Information Density of Different Languages

I was looking at a plane’s inflight magazine a few years ago that had the same text in various languages. It occurred to me that logographic languages (like Mandarin) seemed quite wasteful, given the large number of characters they have to encode. On the other hand, each character probably encodes a lot more meaning than a letter in the Latin alphabet. So how does that work out? In modern times, the place where this matters the most is – Twitter: you have a real constraint on the length of your content (280 characters – or so I thought), so it matters how much information you can condense into a single tweet. Are there certain languages where you have naturally more information density built in? And related: does the evolution of languages optimize at all for information density? (Which would be quite remarkable)

Here is my answer: the chart below shows the “effective” number of characters in a tweet in a particular language, indexing English to 280 characters, and scaling that number up or down based on a particular language’s information density.

Here is how I calculated that:

  • Pick a text. I used part of Charles Dickens’s “A Christmas Carol”.
  • Run it through the Google Translate API and translate it into all the languages listed above. (Pretty much all the languages available in Google Translate)
  • For each translation, create an alphabet that would let you encode the translated text without any loss: [1] iterate through the entire text, [2] create a new entry in the alphabet if you encounter a new character, or [3] increase the character’s count in the alphabet if you’ve seen the character before.
  • Calculate the entropy of the language as the sum over p(x) * log(x), where x iterates over all of the just constructed’s alphabet’s letter, and p(x) is the frequency with which the letter occurs. This is basically the information density implied by Huffman encoding, which is a simple form of compression that assigns the shortest codeword (measured in bits) to the most frequently occurring letter in an alphabet, and so on.
  • Then scale the 280 character number for English tweets up or down linearly based on a language’s comparable entropy to English’s entropy.

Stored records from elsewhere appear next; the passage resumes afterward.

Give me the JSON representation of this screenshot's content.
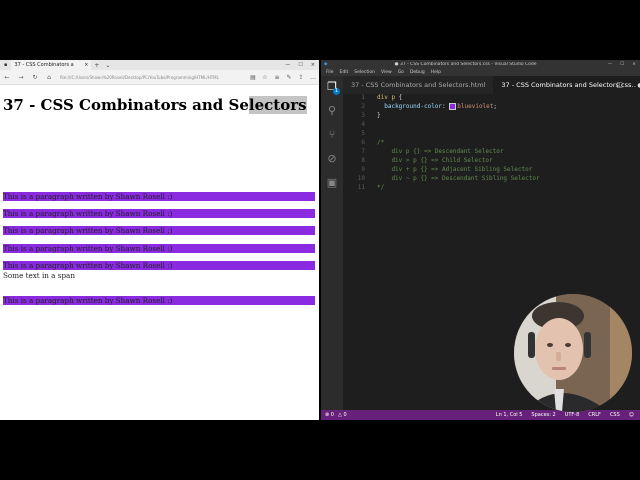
{
  "browser": {
    "tab_title": "37 - CSS Combinators a",
    "url": "file:///C:/Users/Shawn%20Rosell/Desktop/PC/YouTube/Programming/HTML/HTML",
    "page": {
      "heading_pre": "37 - CSS Combinators and Se",
      "heading_sel": "lectors",
      "paragraphs": [
        "This is a paragraph written by Shawn Rosell :)",
        "This is a paragraph written by Shawn Rosell :)",
        "This is a paragraph written by Shawn Rosell :)",
        "This is a paragraph written by Shawn Rosell :)",
        "This is a paragraph written by Shawn Rosell :)"
      ],
      "span_text": "Some text in a span",
      "last_paragraph": "This is a paragraph written by Shawn Rosell :)"
    }
  },
  "editor": {
    "window_title": "● 37 - CSS Combinators and Selectors.css - Visual Studio Code",
    "menu": [
      "File",
      "Edit",
      "Selection",
      "View",
      "Go",
      "Debug",
      "Help"
    ],
    "explorer_badge": "1",
    "tabs": [
      {
        "label": "37 - CSS Combinators and Selectors.html"
      },
      {
        "label": "37 - CSS Combinators and Selectors.css",
        "dirty": "●"
      }
    ],
    "line_numbers": [
      "1",
      "2",
      "3",
      "4",
      "5",
      "6",
      "7",
      "8",
      "9",
      "10",
      "11"
    ],
    "code": {
      "l1_sel": "div p",
      "l1_rest": " {",
      "l2_prop": "background-color",
      "l2_colon": ": ",
      "l2_val": "blueviolet",
      "l2_end": ";",
      "l3": "}",
      "l6": "/*",
      "l7": "    div p {} => Descendant Selector",
      "l8": "    div > p {} => Child Selector",
      "l9": "    div + p {} => Adjacent Sibling Selector",
      "l10": "    div ~ p {} => Descendant Sibling Selector",
      "l11": "*/"
    },
    "status": {
      "errors": "0",
      "warnings": "0",
      "position": "Ln 1, Col 5",
      "spaces": "Spaces: 2",
      "encoding": "UTF-8",
      "eol": "CRLF",
      "language": "CSS"
    }
  },
  "colors": {
    "paragraph_bg": "#8a2be2",
    "status_bar": "#68217a"
  }
}
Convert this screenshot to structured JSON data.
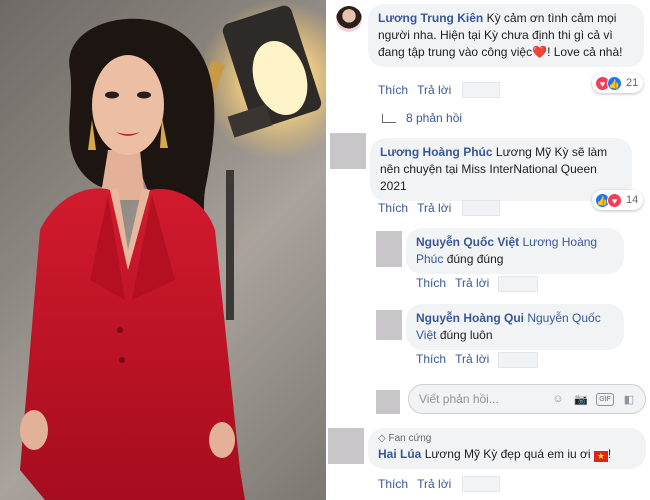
{
  "comments": [
    {
      "author": "Lương Trung Kiên",
      "text_1": "Kỳ cảm ơn tình cảm mọi người nha. Hiện tại Kỳ chưa định thi gì cả vì đang tập trung vào công việc",
      "text_2": "! Love cả nhà!",
      "emoji": "heart",
      "actions": {
        "like": "Thích",
        "reply": "Trả lời"
      },
      "reaction_count": "21",
      "replies_label": "8 phản hồi"
    },
    {
      "author": "Lương Hoàng Phúc",
      "text": "Lương Mỹ Kỳ sẽ làm nên chuyện tại Miss InterNational Queen 2021",
      "actions": {
        "like": "Thích",
        "reply": "Trả lời"
      },
      "reaction_count": "14"
    }
  ],
  "replies": [
    {
      "author": "Nguyễn Quốc Việt",
      "mention": "Lương Hoàng Phúc",
      "text": "đúng đúng",
      "actions": {
        "like": "Thích",
        "reply": "Trả lời"
      }
    },
    {
      "author": "Nguyễn Hoàng Qui",
      "mention": "Nguyễn Quốc Việt",
      "text": "đúng luôn",
      "actions": {
        "like": "Thích",
        "reply": "Trả lời"
      }
    }
  ],
  "reply_box": {
    "placeholder": "Viết phản hồi..."
  },
  "last_comment": {
    "badge": "Fan cứng",
    "author": "Hai Lúa",
    "text": "Lương Mỹ Kỳ đẹp quá em iu ơi",
    "suffix": "!",
    "flag": "vietnam-flag",
    "actions": {
      "like": "Thích",
      "reply": "Trả lời"
    }
  },
  "colors": {
    "link": "#385898",
    "bubble": "#f2f3f5",
    "love": "#f33e58",
    "like": "#1877f2",
    "suit": "#c8102e"
  }
}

Three observations from the chart above:

  • Amazing how close languages are in their entropy. Either all languages go back to some kind of ur-language – or this is really the process of “meme” evolution at work: humans in very different parts of the world have been speaking and writing so much over the past thousands of years that basically every language is pretty comparable to all other languages in terms of how much information it packs.
  • When Twitter expanded its character limit to 280 characters a few years ago, it started counting “glyphs” twice (Korean, Chinese and Japanese characters) – so the character limit in those languages is effectively still 140. Here is the blog post, and it just looked at empirical Twitter data, not language entropy. And I think they got that wrong: the right weight for each glyph should be around 1.5. Right now, if you write a Chinese tweet, you arguably have less space than writing an English tweet, because the language’s remarkably higher information density doesn’t make up entirely for the 2:1 glyph weight “penalty”.
  • Back to my original question: it is in fact that case that Mandarin is way more densely packed than English. The same text in Mandarin would require you to transmit 40% fewer bits than transmitting that text in English.

Another interesting question is the “visual” entropy of languages: how many bits are needed to encode an alphabet’s character’s visual design, without loss of legibility and thus information content? That’s for another time.

2 thoughts on “Information Density of Different Languages

  1. You note how surprisingly close the languages are in their entropy. That aligns nicely with an experiment I conducted informally a few years back when I wondered what language can be written the fastest, specifically also wondering whether Chinese with its complicated, but information dense characters would be slower or faster than an alphabetic script. We chose some random sentences, and translated them into Chinese, English, and German, then had native speakers write them down (by hand). For any given sentence, the times lined up pretty closely.

    Now, cursive writing of course leaves out a lot, namely (presumably) unnecessary redundancy. Thus it stands to reason, to an extent, that the cursive writing carrying the same information takes approximately the same time to write down. Interesting to see that your quantitative analysis based on (printed) characters comes to the same conclusion.

    1. Very interesting and definitely another good data point in the same direction. It seems like the principle at work here might very well be that human intellectual & cultural performance is a lot more evolved than it might appear to be at first glance – i.e., a lot closer to the global optimum than you’d think. Thousands of years of language evolution in very different corners and with wholly different approaches and alphabets basically all led to similar “performance” (information density) outcomes.